Severance of claims in multi-defendant cases. Procedurally, severance is a step preliminary to transfer in those cases where transfer of only part of a larger action is sought. Severance is governed by Rule 21 of the Federal Rules of Civil Procedure, which provides that “[t]he court may also sever any claim against a party.” One court has suggested “when considering a severance-and-transfer motion, the inquiry collapses into an inquiry into the relative merits of convenience versus judicial economy.” In re Rolls Royce Corp., 775 F.3d 671, 680 (5th Cir. 2014). But as the concurring judge noted, “[s]ince Atlantic Marine, numerous district courts have ruled on motions to transfer in multi-defendant cases subject to a forum-selection clause, and none has deployed Rule 21 to thwart transfer.” Id. at 684, n.1 (Jones, J., concurring). 

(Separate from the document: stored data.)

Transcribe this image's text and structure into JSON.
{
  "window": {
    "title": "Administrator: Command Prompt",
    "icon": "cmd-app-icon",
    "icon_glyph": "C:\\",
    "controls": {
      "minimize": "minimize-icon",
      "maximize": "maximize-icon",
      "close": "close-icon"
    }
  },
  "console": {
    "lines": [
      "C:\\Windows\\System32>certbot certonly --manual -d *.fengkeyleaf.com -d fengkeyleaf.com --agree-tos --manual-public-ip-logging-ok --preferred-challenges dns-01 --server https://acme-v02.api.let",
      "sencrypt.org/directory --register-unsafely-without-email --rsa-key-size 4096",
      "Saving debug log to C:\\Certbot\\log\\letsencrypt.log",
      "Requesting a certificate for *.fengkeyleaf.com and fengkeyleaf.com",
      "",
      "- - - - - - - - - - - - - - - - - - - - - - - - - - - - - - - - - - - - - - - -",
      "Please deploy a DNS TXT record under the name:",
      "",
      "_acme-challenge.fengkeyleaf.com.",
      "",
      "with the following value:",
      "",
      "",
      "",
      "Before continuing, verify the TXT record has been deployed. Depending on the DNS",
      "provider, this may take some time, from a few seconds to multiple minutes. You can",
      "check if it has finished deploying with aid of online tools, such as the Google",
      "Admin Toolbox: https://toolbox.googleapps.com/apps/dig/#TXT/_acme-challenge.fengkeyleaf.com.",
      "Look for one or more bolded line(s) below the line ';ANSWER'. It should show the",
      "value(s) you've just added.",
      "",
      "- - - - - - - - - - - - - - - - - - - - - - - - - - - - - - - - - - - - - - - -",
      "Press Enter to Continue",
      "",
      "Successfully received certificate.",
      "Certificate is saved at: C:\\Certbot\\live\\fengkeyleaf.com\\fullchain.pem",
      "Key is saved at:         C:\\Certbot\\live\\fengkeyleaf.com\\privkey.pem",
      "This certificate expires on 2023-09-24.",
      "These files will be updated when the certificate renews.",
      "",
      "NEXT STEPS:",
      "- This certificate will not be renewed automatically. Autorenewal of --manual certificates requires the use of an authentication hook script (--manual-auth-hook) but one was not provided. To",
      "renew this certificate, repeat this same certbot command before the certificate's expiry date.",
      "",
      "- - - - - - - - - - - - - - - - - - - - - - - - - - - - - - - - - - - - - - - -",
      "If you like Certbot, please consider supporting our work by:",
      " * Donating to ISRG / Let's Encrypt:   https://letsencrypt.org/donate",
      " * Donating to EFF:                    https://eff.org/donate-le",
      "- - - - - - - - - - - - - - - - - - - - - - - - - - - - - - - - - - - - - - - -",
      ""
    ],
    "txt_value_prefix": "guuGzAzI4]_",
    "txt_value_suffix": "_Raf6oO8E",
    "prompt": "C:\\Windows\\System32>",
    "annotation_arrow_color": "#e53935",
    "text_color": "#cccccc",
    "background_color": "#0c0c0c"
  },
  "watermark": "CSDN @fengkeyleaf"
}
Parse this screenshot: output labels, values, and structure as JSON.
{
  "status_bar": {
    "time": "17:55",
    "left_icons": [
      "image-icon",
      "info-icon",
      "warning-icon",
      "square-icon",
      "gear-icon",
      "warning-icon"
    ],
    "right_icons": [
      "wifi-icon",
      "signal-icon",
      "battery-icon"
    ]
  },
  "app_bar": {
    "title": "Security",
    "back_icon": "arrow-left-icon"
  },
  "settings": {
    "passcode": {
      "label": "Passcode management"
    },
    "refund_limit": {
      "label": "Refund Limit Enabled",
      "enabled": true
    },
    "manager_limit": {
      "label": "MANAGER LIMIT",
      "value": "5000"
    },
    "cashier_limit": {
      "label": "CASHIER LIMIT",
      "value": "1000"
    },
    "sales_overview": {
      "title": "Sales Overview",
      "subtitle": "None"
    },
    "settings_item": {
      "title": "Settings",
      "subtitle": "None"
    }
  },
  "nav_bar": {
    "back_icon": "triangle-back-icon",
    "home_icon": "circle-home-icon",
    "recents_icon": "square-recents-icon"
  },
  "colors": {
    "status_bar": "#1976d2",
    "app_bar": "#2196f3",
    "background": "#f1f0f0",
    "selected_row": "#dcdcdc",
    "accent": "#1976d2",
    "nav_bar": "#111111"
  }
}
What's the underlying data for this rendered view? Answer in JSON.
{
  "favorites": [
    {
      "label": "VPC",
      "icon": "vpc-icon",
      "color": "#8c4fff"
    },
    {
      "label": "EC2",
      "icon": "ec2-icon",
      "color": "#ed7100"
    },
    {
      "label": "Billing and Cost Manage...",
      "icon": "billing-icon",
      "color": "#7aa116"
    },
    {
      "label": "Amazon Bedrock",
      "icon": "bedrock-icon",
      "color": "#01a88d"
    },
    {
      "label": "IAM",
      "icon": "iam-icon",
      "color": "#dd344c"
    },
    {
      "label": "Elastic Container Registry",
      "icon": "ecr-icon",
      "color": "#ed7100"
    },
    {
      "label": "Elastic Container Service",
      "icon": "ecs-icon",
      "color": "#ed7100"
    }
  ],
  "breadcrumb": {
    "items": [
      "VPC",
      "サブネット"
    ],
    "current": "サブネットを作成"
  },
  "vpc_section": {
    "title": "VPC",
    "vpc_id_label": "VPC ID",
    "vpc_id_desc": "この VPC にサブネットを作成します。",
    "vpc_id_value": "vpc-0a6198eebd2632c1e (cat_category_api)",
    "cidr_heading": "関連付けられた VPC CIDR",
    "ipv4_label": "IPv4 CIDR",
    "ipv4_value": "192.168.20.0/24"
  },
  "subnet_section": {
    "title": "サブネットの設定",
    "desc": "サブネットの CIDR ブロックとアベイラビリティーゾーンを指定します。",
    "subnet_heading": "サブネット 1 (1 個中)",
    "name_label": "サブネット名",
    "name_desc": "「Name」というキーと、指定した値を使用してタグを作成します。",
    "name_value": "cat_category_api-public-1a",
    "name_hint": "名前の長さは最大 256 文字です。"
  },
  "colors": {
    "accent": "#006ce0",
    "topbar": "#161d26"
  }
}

Indeed, “[o]n the whole, courts have been loath to act contrary to the Atlantic Marine mandate” by limiting its application to two-party cases, which “would allow ‘any clever party to a lawsuit’ to plead around a valid forum selection clause.’” See Crede CG III, Ltd. v. 22nd Century Grp., Inc., No. 16 Civ. 3103, 2017 U.S. Dist. LEXIS 8143, at *43-44 (S.D.N.Y. Jan. 20, 2017).

James H. Bowhay is a partner with Figliulo & Silverman, P.C., in Chicago, Illinois.